And so, part of what I hope people get out of the book is that if we can demystify the business a little bit and people can understand where it’s appropriate for them, and also sometimes where venture might not be the most appropriate form of capital, it will help democratize access to the business in a way that I thinks important for certainly our industry. I think it’s important for the country, for economic and job growth, and for us to not be in a situation where all of the kind of benefits of technology are accruing to a very limited geographic set of individuals and also, quite frankly, a very limited set of individuals overall.
ALISON BEARD: We’re talking about the U.S. mainly, but do you see the same dynamic in other parts of the world?
SCOTT KUPOR: Yeah, it’s very interesting. About 20 years ago, the U.S. was about 90 percent of global venture capital dollars. Today the U.S. is about 50 percent. So that means a couple things. Number one is that the world is flatter than ever in the sense that there is more and more entrepreneurship happening outside the U.S. which is a great thing in many respects. And I think that’s partly a great opportunity particularly for developing economies to help improve economic growth for those areas.
But it also means that the amount of dollars total has grown. So even though the U.S. has lost market share on an absolute dollar basis the U.S. has grown significantly. And we see a lot of the same trends. We see kind of very good access traditionally to very early stage capital. We see lots of really interesting entrepreneurs in those markets.
The one thing that I think takes time is that people forget that what’s made Silicon Valley and in some similar ways places in Boston around the Cambridge corridor and then in New York successful is that they’ve had what we call in the business network effects. They’ve had the benefit of years of entrepreneurs starting businesses and being successful and spinning out new companies. And that attracts more entrepreneurs, it attracts more venture investors, it attracts more professional service providers like lawyers and accountants and all kinds of stuff.
And those network effects do take time to build up. Silicon Valley has been a beneficiary of that some would argue almost before the turn of the 19th century with the advent of Stanford University and the very cozy relationship it’s had between industry and academia.
So I think there’s no reason to believe why those other markets outside the U.S. won’t continue to grow and experience the same kind of job growth and economic growth that we have in the U.S. but I do think it will take time for those network effects to cultivate in a way where they can see the kind of size and scale and hopefully success that we’ve seen out here.
ALISON BEARD: Shifting back to Silicon Valley, it is a place that’s criticized for being mostly white and male, both in the tech sector and in the investing world. And people also say that maybe you all haven’t really focused on any of the world’s most pressing problems in a meaningful way. Do you think that VC’s need to play a role in changing that?
SCOTT KUPOR: I do. I do and let me cover both of those. So, let me take the second one first. Peter Thiel has this very famous quote which is, “we asked for flying cars and we got 140 characters instead.” And unfortunately, he’ll need to update that now from that Twitter, Twitter of course is no longer constrained to 140 characters.

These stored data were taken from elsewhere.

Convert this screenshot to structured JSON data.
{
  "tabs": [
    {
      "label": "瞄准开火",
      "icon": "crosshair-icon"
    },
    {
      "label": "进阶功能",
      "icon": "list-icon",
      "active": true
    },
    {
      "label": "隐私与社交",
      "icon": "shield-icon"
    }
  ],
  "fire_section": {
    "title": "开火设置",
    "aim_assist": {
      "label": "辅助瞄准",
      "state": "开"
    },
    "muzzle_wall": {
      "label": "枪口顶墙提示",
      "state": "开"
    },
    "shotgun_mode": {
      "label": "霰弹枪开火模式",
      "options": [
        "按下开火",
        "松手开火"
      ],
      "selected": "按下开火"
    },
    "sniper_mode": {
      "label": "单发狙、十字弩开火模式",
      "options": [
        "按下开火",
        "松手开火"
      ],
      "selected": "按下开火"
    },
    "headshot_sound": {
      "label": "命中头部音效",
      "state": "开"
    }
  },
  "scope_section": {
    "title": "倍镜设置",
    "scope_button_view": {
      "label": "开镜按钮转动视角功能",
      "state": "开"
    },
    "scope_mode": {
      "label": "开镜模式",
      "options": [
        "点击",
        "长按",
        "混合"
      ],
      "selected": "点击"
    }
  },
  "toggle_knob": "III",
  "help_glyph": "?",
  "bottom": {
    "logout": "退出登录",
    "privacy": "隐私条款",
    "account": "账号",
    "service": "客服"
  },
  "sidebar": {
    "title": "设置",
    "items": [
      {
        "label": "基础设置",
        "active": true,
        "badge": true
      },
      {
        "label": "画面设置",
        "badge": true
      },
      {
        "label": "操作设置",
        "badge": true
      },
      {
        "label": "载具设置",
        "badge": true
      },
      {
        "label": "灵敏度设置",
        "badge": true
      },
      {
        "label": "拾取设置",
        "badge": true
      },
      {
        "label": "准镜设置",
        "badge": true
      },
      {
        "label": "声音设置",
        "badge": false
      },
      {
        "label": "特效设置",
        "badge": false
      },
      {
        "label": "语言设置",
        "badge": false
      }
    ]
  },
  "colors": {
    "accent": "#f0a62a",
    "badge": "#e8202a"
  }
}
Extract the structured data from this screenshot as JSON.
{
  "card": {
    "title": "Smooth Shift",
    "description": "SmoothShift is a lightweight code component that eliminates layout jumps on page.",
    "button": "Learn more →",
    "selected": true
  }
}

Maybe not surprisingly, but we actually think differently about kind of the social utility and value of things like a Twitter or like a Facebook, notwithstanding the fact that there are real important privacy and other issues. In general, the idea of democratization of information flow, kind of those types of platforms have been very, very helpful, particularly in countries where access to information, news and otherwise has not been as accessible as it might be from mainstream media.
So, I do think that there’s some incredibly important problems being worked on. One of the areas for example that we spent a lot of time on is we’ve raised a bio fund which is the intersection of kind of life sciences and computer science. And there’s some fascinating things happening there. I’ll give you one kind of quick example. We’ve a company called Freenome and what Freenome does is they’re using computer science techniques like machine learning to help look at blood samples and be able to detect from a blood sample, the presence or absence of cancer and then the relative stage of that cancer. And this is a very early stage company and so there’s certainly a lot of work to do before broad commercialization. But the opportunity for kind of social good for something like that is really tremendous.
And I want to touch on your earlier question which is really around kind of inclusion and diversity. And the answer to that is the same as I mentioned before which is, there’s no question that as an industry we have not done a great job there. And I do think there is a role the industry needs to play. I’ll give you a little examples of some things we were trying to do, kind of as part of that. I was the Chairman of the National Venture Capital Association a few years ago when a lot of the kind of #MeToo and kind of sexual harassment activity was identified in the venture industry. And one of the things that we recognized as a firm, is we could be a positive force to help kind of drive change there.
And so, an example of what we do is, as part of our term sheets now, we require that companies actually come spend time with us right after we close the deal and go through kind of their HR practices, make sure that they have anti-harassment policies. We actually offer free training programs to all of our companies in our portfolio to do thing like anti-harassment. And it’s really important for us I think, at a minimum to make sure that we use kind of the bully pulpit that we have as part of the players in these companies to help drive change there, as well as quite frankly, change that we need in our own organization.
ALISON BEARD: Terrific. Well thank you so much for talking with me today.
SCOTT KUPOR: Thank you for having me. I really appreciate it.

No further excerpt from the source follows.